Dokumentarfilmfestival:

Schüler vergeben Gütesiegel für Filme

Das Neubrandenburger Dokumentarfilmfestival "dokumentART" hat auch Filme im Programm, die sich speziell an Kinder und Jugendliche richten. Die Schüler im ZiSch- und KidZ-Projekt haben einige vorab schon einmal bewertet.

Das Dokumentarfilmfestival "dokumentART" findet in diesem Jahr zum 22. Mal statt.
Das Dokumentarfilmfestival "dokumentART" findet in diesem Jahr zum 22. Mal statt.

Was ist eigentlich ein Dokumentarfilm? „Ein Film mit Dokumentaraufnahmen, der Begebenheiten und Verhältnisse möglichst genau, den Tatsachen entsprechend zu schildern versucht“, so erklärt es die Dudenredaktion. Wer es noch genauer wissen will, kann sich in Neubrandenburg selbst Dokumentarfilme ansehen. Vom 18. bis zum 22. Oktober läuft hier das Filmfestival „dokumentART“ mit 46 internationalen Beiträgen. Auch speziell für Kinder und Jugendliche gibt es im Programm zwölf Filme. ZiSch- und KidZ-Projektschüler durften einige davon schon vorab ansehen und ihnen als Filmkritiker selbst Gütesiegel verleihen. Zu sehen sind die Filme für alle am Montag, den 21. Oktober, in der KinderdokART und am Dienstag, denn 22. Oktober, in der JugenddokART, jeweils von 9 bis 11 Uhr im Kino Cinestar in Neubrandenburg. 

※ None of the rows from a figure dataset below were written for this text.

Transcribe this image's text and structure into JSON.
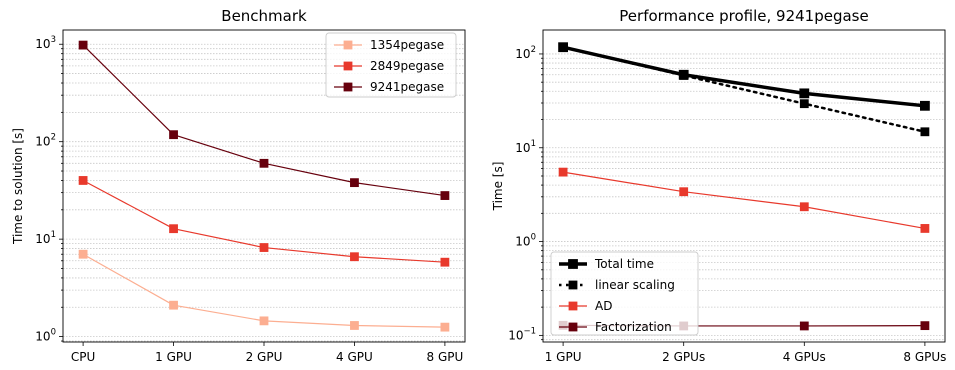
{
  "chart_data": [
    {
      "type": "line",
      "title": "Benchmark",
      "xlabel": "",
      "ylabel": "Time to solution [s]",
      "yscale": "log",
      "ylim": [
        0.88,
        1400
      ],
      "categories": [
        "CPU",
        "1 GPU",
        "2 GPU",
        "4 GPU",
        "8 GPU"
      ],
      "y_ticks": [
        1,
        10,
        100,
        1000
      ],
      "y_tick_labels": [
        {
          "base": "10",
          "exp": "0"
        },
        {
          "base": "10",
          "exp": "1"
        },
        {
          "base": "10",
          "exp": "2"
        },
        {
          "base": "10",
          "exp": "3"
        }
      ],
      "grid": "y-minor",
      "legend_position": "top-right",
      "series": [
        {
          "name": "1354pegase",
          "color": "#fcae91",
          "values": [
            7.0,
            2.1,
            1.45,
            1.3,
            1.25
          ]
        },
        {
          "name": "2849pegase",
          "color": "#e8392c",
          "values": [
            40,
            12.8,
            8.2,
            6.6,
            5.8
          ]
        },
        {
          "name": "9241pegase",
          "color": "#67000d",
          "values": [
            980,
            118,
            60,
            38,
            28
          ]
        }
      ]
    },
    {
      "type": "line",
      "title": "Performance profile, 9241pegase",
      "xlabel": "",
      "ylabel": "Time [s]",
      "yscale": "log",
      "ylim": [
        0.085,
        180
      ],
      "categories": [
        "1 GPU",
        "2 GPUs",
        "4 GPUs",
        "8 GPUs"
      ],
      "y_ticks": [
        0.1,
        1,
        10,
        100
      ],
      "y_tick_labels": [
        {
          "base": "10",
          "exp": "−1"
        },
        {
          "base": "10",
          "exp": "0"
        },
        {
          "base": "10",
          "exp": "1"
        },
        {
          "base": "10",
          "exp": "2"
        }
      ],
      "grid": "y-minor",
      "legend_position": "bottom-left",
      "series": [
        {
          "name": "Total time",
          "color": "#000000",
          "style": "solid-thick",
          "values": [
            118,
            60,
            38,
            28
          ]
        },
        {
          "name": "linear scaling",
          "color": "#000000",
          "style": "dotted",
          "values": [
            118,
            59,
            29.5,
            14.8
          ]
        },
        {
          "name": "AD",
          "color": "#e8392c",
          "style": "solid",
          "values": [
            5.5,
            3.4,
            2.35,
            1.38
          ]
        },
        {
          "name": "Factorization",
          "color": "#67000d",
          "style": "solid",
          "values": [
            0.128,
            0.126,
            0.126,
            0.127
          ]
        }
      ]
    }
  ]
}
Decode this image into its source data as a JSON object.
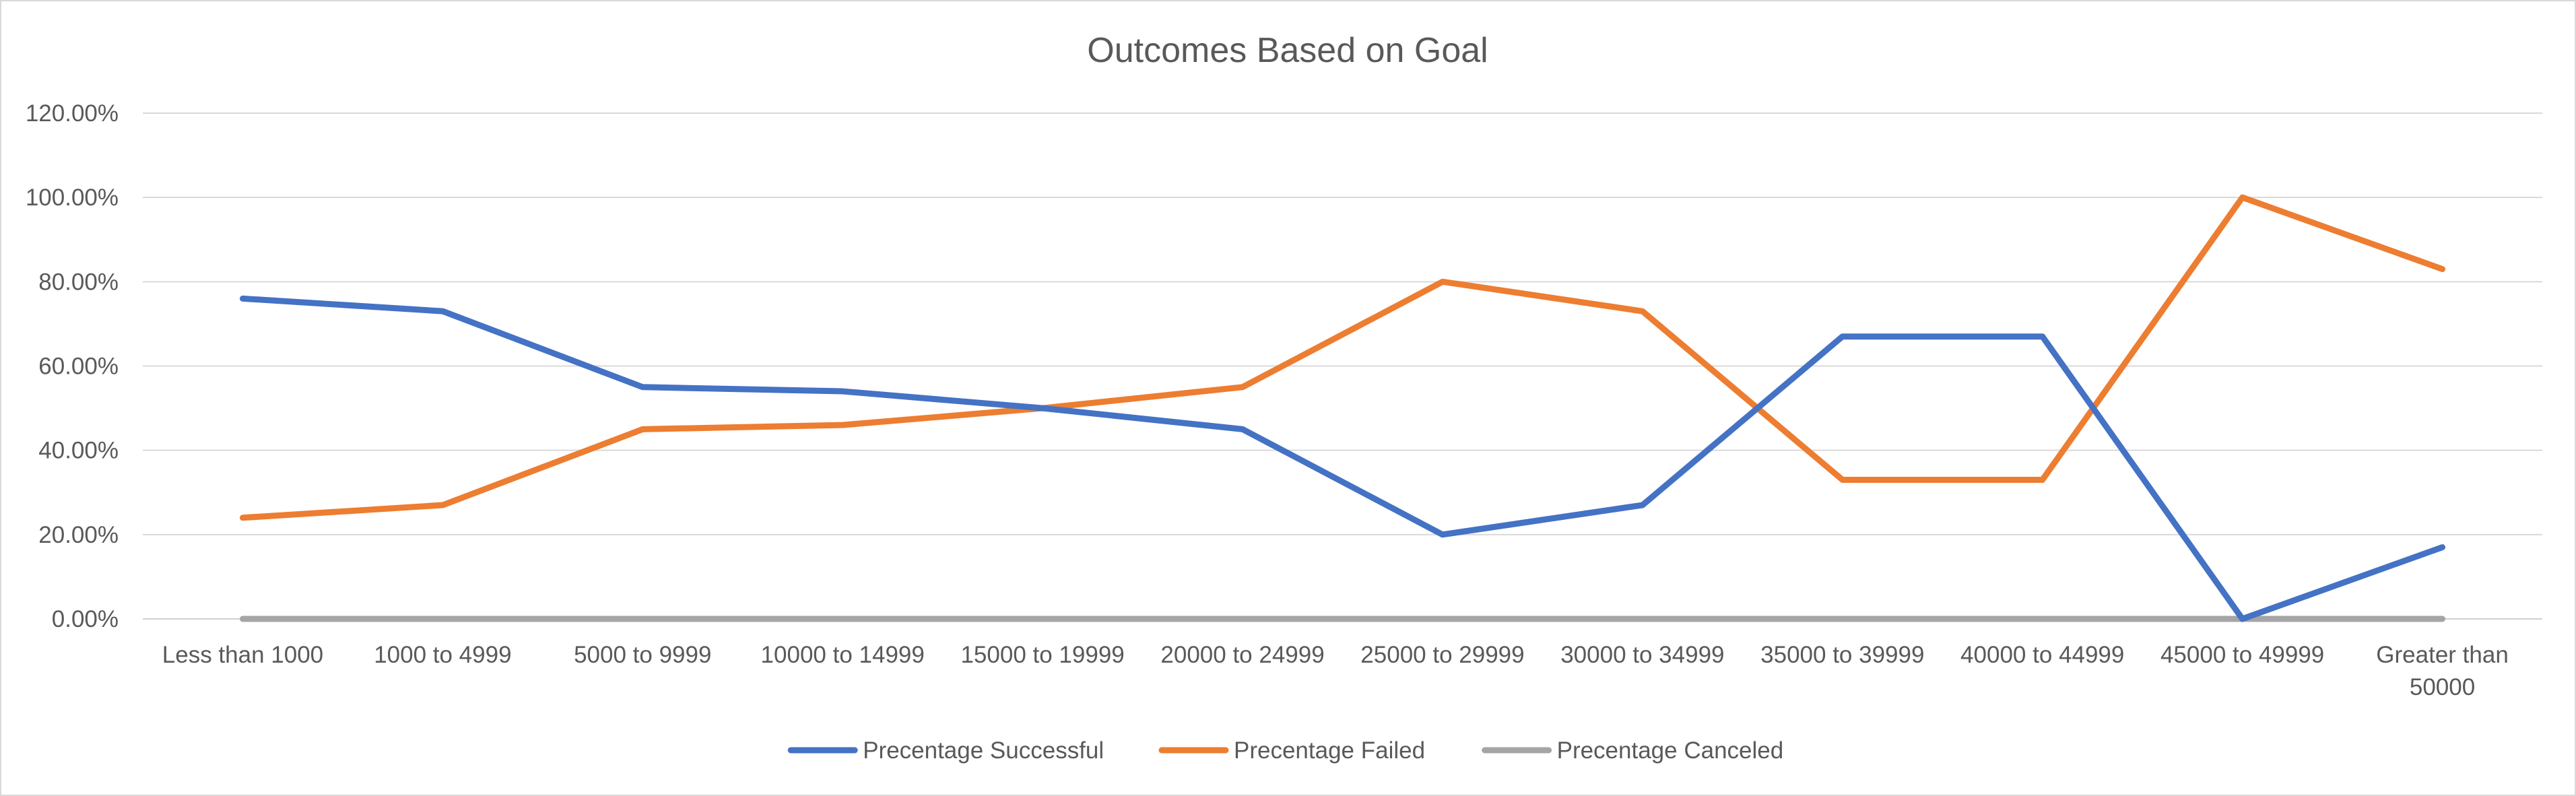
{
  "chart_data": {
    "type": "line",
    "title": "Outcomes Based on Goal",
    "xlabel": "",
    "ylabel": "",
    "categories": [
      "Less than 1000",
      "1000 to 4999",
      "5000 to 9999",
      "10000 to 14999",
      "15000 to 19999",
      "20000 to 24999",
      "25000 to 29999",
      "30000 to 34999",
      "35000 to 39999",
      "40000 to 44999",
      "45000 to 49999",
      "Greater than 50000"
    ],
    "category_lines": [
      [
        "Less than 1000"
      ],
      [
        "1000 to 4999"
      ],
      [
        "5000 to 9999"
      ],
      [
        "10000 to 14999"
      ],
      [
        "15000 to 19999"
      ],
      [
        "20000 to 24999"
      ],
      [
        "25000 to 29999"
      ],
      [
        "30000 to 34999"
      ],
      [
        "35000 to 39999"
      ],
      [
        "40000 to 44999"
      ],
      [
        "45000 to 49999"
      ],
      [
        "Greater than",
        "50000"
      ]
    ],
    "y_ticks": [
      "0.00%",
      "20.00%",
      "40.00%",
      "60.00%",
      "80.00%",
      "100.00%",
      "120.00%"
    ],
    "ylim": [
      0,
      120
    ],
    "grid": true,
    "legend_position": "bottom",
    "series": [
      {
        "name": "Precentage Successful",
        "color": "#4472C4",
        "values": [
          76,
          73,
          55,
          54,
          50,
          45,
          20,
          27,
          67,
          67,
          0,
          17
        ]
      },
      {
        "name": "Precentage Failed",
        "color": "#ED7D31",
        "values": [
          24,
          27,
          45,
          46,
          50,
          55,
          80,
          73,
          33,
          33,
          100,
          83
        ]
      },
      {
        "name": "Precentage Canceled",
        "color": "#A5A5A5",
        "values": [
          0,
          0,
          0,
          0,
          0,
          0,
          0,
          0,
          0,
          0,
          0,
          0
        ]
      }
    ]
  }
}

Die Lehrerinnen Simone Gehlen und Grit Sprünken von Kranichschule Neubrandenburg:

Über den Film „Exercise“ haben wir teilweise herzhaft gelacht. Die Kinder fanden die jungen Füchse niedlich. Die haben auf dem Trampolin miteinander gekämpft oder gespielt und sich dabei überschlagen. Einer kam nicht klar und ist heruntergefallen. Das sah wie bei uns Kindern aus. Beim Schluss ist man überrascht. Warum ist das Trampolin kaputt? Haben es die Füchse kaputt gebissen? Die Musik hat gut gepasst. Man konnte zum Beispiel eine Flöte und ein Xylophon hören. Klanghölzer waren auch dabei. Die kennen wir auch. Die Musik klang so lustig, wie auch die Füchse sind. Die Töne springen hoch und runter wie sie. Der Film hat einen Preis verdient. Er ist aber zu kurz. Eines der Kinder vergibt 10 von 10 Punkten, ein anderes nur einen. Einige erzählten auch, dass sie auch ein Trampolin im Garten haben. Manches Trampolin ist auch etwas kaputt. Unsere Schüler können sich sehr gut mit dem Inhalt des Films identifizieren. In der Altersgruppe der sechs- bis zehnjährigen ist der Film gut eingeordnet.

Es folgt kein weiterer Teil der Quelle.